Medscape’s report shows that many employed physicians lost pay in 2020, and for many, pay had not returned to pre-COVID levels. Only 28% of primary care physicians and 32% of specialists who lost pay have seen it restored, according to the report. In addition, 15% of surveyed physicians did not receive an annual raise.
Many employed doctors are paid on the basis of relative value units (RVUs), which is a measure of the value of their work. In many cases, there was not enough work to reach RVU thresholds. Would hospitals and other employers lower RVU targets to meet the problem? “I haven’t seen our clients make concessions to providers along those lines,” Mr. Belkin says.
Physicians had to work longer hours
The Medscape report also found that in 2020, physicians saw fewer patients because each visit took longer.
“With the threat of COVID, in-person visits take more time than before,” Mr. Belkin says. “Physicians and staff have to prepare the exam room after each visit, and doctors must spend more time answering patients’ questions about COVID.”
“The new protocols to keep everyone safe add time between patients, and physicians have to answer patients’ questions about the pandemic and vaccines,” Dr. Fischer-Wright says. “You might see a 20% increase in time spent just on these non–revenue-generating COVID activities.”
Physicians still like their specialty
Although 2020 was a challenging year for physicians, the percentage of those who were satisfied with their specialty choice generally did not slip from the year before. It actually rose for several specialties – most notably, rheumatology, pulmonology, physical medicine and rehabilitation, and nephrology.
One specialty saw a decline in satisfaction with their specialty choice, and that was public health and preventive medicine, which plummeted 16 percentage points to 67% – putting it at the bottom of the list.

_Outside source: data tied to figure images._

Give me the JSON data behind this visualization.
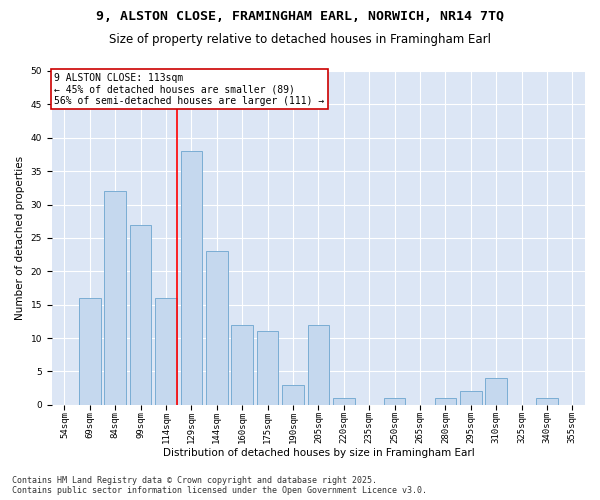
{
  "title1": "9, ALSTON CLOSE, FRAMINGHAM EARL, NORWICH, NR14 7TQ",
  "title2": "Size of property relative to detached houses in Framingham Earl",
  "xlabel": "Distribution of detached houses by size in Framingham Earl",
  "ylabel": "Number of detached properties",
  "categories": [
    "54sqm",
    "69sqm",
    "84sqm",
    "99sqm",
    "114sqm",
    "129sqm",
    "144sqm",
    "160sqm",
    "175sqm",
    "190sqm",
    "205sqm",
    "220sqm",
    "235sqm",
    "250sqm",
    "265sqm",
    "280sqm",
    "295sqm",
    "310sqm",
    "325sqm",
    "340sqm",
    "355sqm"
  ],
  "values": [
    0,
    16,
    32,
    27,
    16,
    38,
    23,
    12,
    11,
    3,
    12,
    1,
    0,
    1,
    0,
    1,
    2,
    4,
    0,
    1,
    0
  ],
  "bar_color": "#c5d8ee",
  "bar_edge_color": "#7aadd4",
  "redline_index": 4,
  "redline_label": "9 ALSTON CLOSE: 113sqm",
  "annotation_line1": "← 45% of detached houses are smaller (89)",
  "annotation_line2": "56% of semi-detached houses are larger (111) →",
  "annotation_box_color": "#ffffff",
  "annotation_box_edge_color": "#cc0000",
  "background_color": "#dce6f5",
  "ylim": [
    0,
    50
  ],
  "yticks": [
    0,
    5,
    10,
    15,
    20,
    25,
    30,
    35,
    40,
    45,
    50
  ],
  "footer1": "Contains HM Land Registry data © Crown copyright and database right 2025.",
  "footer2": "Contains public sector information licensed under the Open Government Licence v3.0.",
  "title_fontsize": 9.5,
  "subtitle_fontsize": 8.5,
  "axis_label_fontsize": 7.5,
  "tick_fontsize": 6.5,
  "annotation_fontsize": 7,
  "footer_fontsize": 6
}
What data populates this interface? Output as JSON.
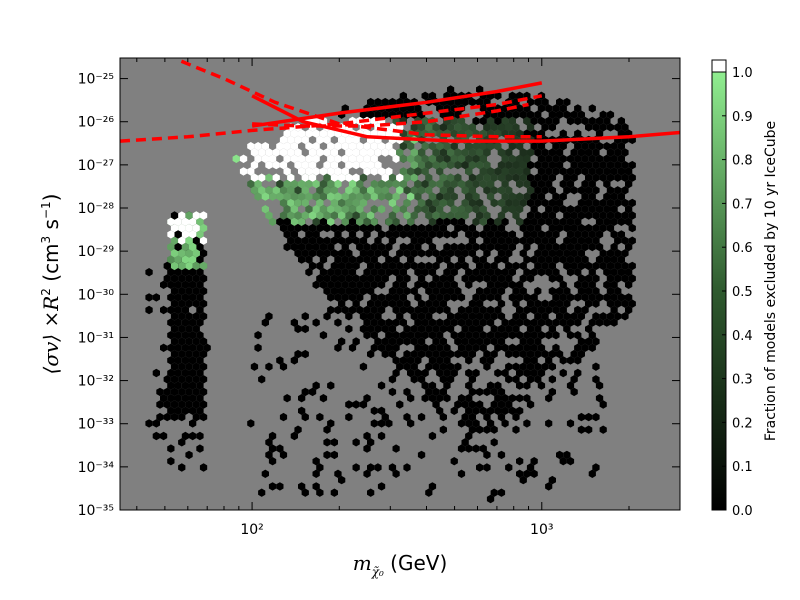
{
  "chart_data": {
    "type": "heatmap",
    "subtype": "hexbin",
    "xlabel": "m_{\\tilde{\\chi}_0} (GeV)",
    "ylabel": "⟨σv⟩ ×R² (cm³ s⁻¹)",
    "xscale": "log",
    "yscale": "log",
    "xlim": [
      35,
      3000
    ],
    "ylim": [
      1e-35,
      3e-25
    ],
    "background_color": "#808080",
    "x_ticks": [
      {
        "value": 100,
        "label": "10²"
      },
      {
        "value": 1000,
        "label": "10³"
      }
    ],
    "y_ticks": [
      {
        "value": -35,
        "label": "10⁻³⁵"
      },
      {
        "value": -34,
        "label": "10⁻³⁴"
      },
      {
        "value": -33,
        "label": "10⁻³³"
      },
      {
        "value": -32,
        "label": "10⁻³²"
      },
      {
        "value": -31,
        "label": "10⁻³¹"
      },
      {
        "value": -30,
        "label": "10⁻³⁰"
      },
      {
        "value": -29,
        "label": "10⁻²⁹"
      },
      {
        "value": -28,
        "label": "10⁻²⁸"
      },
      {
        "value": -27,
        "label": "10⁻²⁷"
      },
      {
        "value": -26,
        "label": "10⁻²⁶"
      },
      {
        "value": -25,
        "label": "10⁻²⁵"
      }
    ],
    "colorbar": {
      "label": "Fraction of models excluded by 10 yr IceCube",
      "range": [
        0.0,
        1.0
      ],
      "ticks": [
        "0.0",
        "0.1",
        "0.2",
        "0.3",
        "0.4",
        "0.5",
        "0.6",
        "0.7",
        "0.8",
        "0.9",
        "1.0"
      ],
      "low_color": "#000000",
      "high_color": "#90ee90",
      "over_color": "#ffffff"
    },
    "regions": [
      {
        "name": "low-mass-strip",
        "xmin": 45,
        "xmax": 68,
        "ymin_log": -34.2,
        "ymax_log": -28.0,
        "fraction": 0.0
      },
      {
        "name": "low-mass-strip-upper",
        "xmin": 52,
        "xmax": 66,
        "ymin_log": -29.5,
        "ymax_log": -28.2,
        "fraction": 0.6
      },
      {
        "name": "main-cloud",
        "xmin": 80,
        "xmax": 2000,
        "ymin_log": -34.7,
        "ymax_log": -25.2,
        "fraction": 0.0
      },
      {
        "name": "green-band",
        "xmin": 95,
        "xmax": 900,
        "ymin_log": -28.2,
        "ymax_log": -26.0,
        "fraction": 0.55
      },
      {
        "name": "white-region",
        "xmin": 90,
        "xmax": 330,
        "ymin_log": -27.3,
        "ymax_log": -25.9,
        "fraction": 1.0
      }
    ],
    "curves": [
      {
        "style": "solid",
        "color": "#ff0000",
        "points": [
          [
            100,
            -26.1
          ],
          [
            200,
            -25.8
          ],
          [
            400,
            -25.55
          ],
          [
            700,
            -25.3
          ],
          [
            1000,
            -25.1
          ]
        ]
      },
      {
        "style": "solid",
        "color": "#ff0000",
        "points": [
          [
            100,
            -25.4
          ],
          [
            150,
            -26.0
          ],
          [
            250,
            -26.35
          ],
          [
            500,
            -26.45
          ],
          [
            1000,
            -26.45
          ],
          [
            2000,
            -26.35
          ],
          [
            3000,
            -26.25
          ]
        ]
      },
      {
        "style": "dashed",
        "color": "#ff0000",
        "points": [
          [
            57,
            -24.6
          ],
          [
            80,
            -25.0
          ],
          [
            120,
            -25.55
          ],
          [
            200,
            -26.05
          ],
          [
            400,
            -26.3
          ],
          [
            700,
            -26.35
          ],
          [
            1000,
            -26.35
          ]
        ]
      },
      {
        "style": "dashed",
        "color": "#ff0000",
        "points": [
          [
            35,
            -26.45
          ],
          [
            60,
            -26.35
          ],
          [
            100,
            -26.2
          ],
          [
            200,
            -26.05
          ],
          [
            400,
            -25.8
          ],
          [
            700,
            -25.6
          ],
          [
            1000,
            -25.4
          ]
        ]
      },
      {
        "style": "dashed",
        "color": "#ff0000",
        "points": [
          [
            100,
            -26.05
          ],
          [
            150,
            -26.1
          ],
          [
            250,
            -26.1
          ],
          [
            400,
            -26.0
          ],
          [
            700,
            -25.75
          ],
          [
            900,
            -25.6
          ]
        ]
      }
    ]
  }
}
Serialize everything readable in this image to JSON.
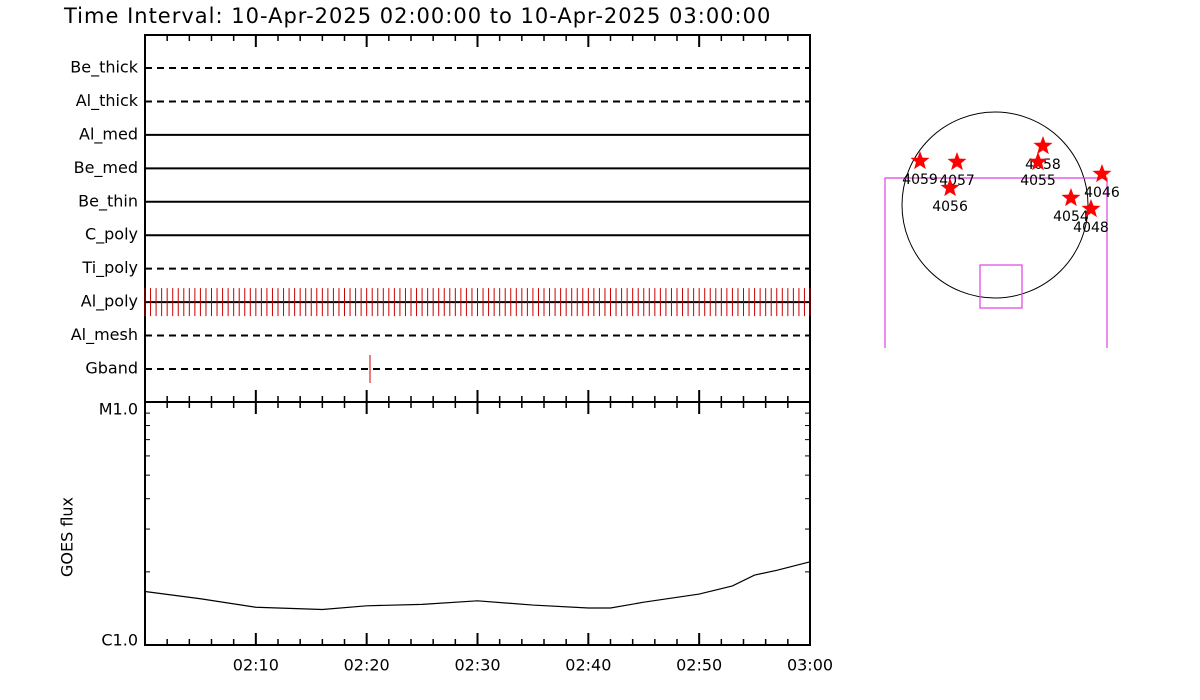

Even before the pandemic, many public health departments were chronically underfunded. This problem was possibly exacerbated by the pressures to keep up with COVID reporting and testing responsibilities.
Conclusion
Although 2020 was a wild ride for many physicians, many came out of it with only minor reductions in overall compensation, and some saw increases. Still, some specialties and many individuals experienced terrible financial stress and had to make changes in their lives and their spending in order to stay afloat.
“The biggest inhibitor to getting back to normal had to do with doctors who did not want to return because they did not want to risk getting COVID,” Dr. Pinto reports. But he notes that by February 2021 most doctors were completely vaccinated and could feel safe again.
A version of this article first appeared on Medscape.com.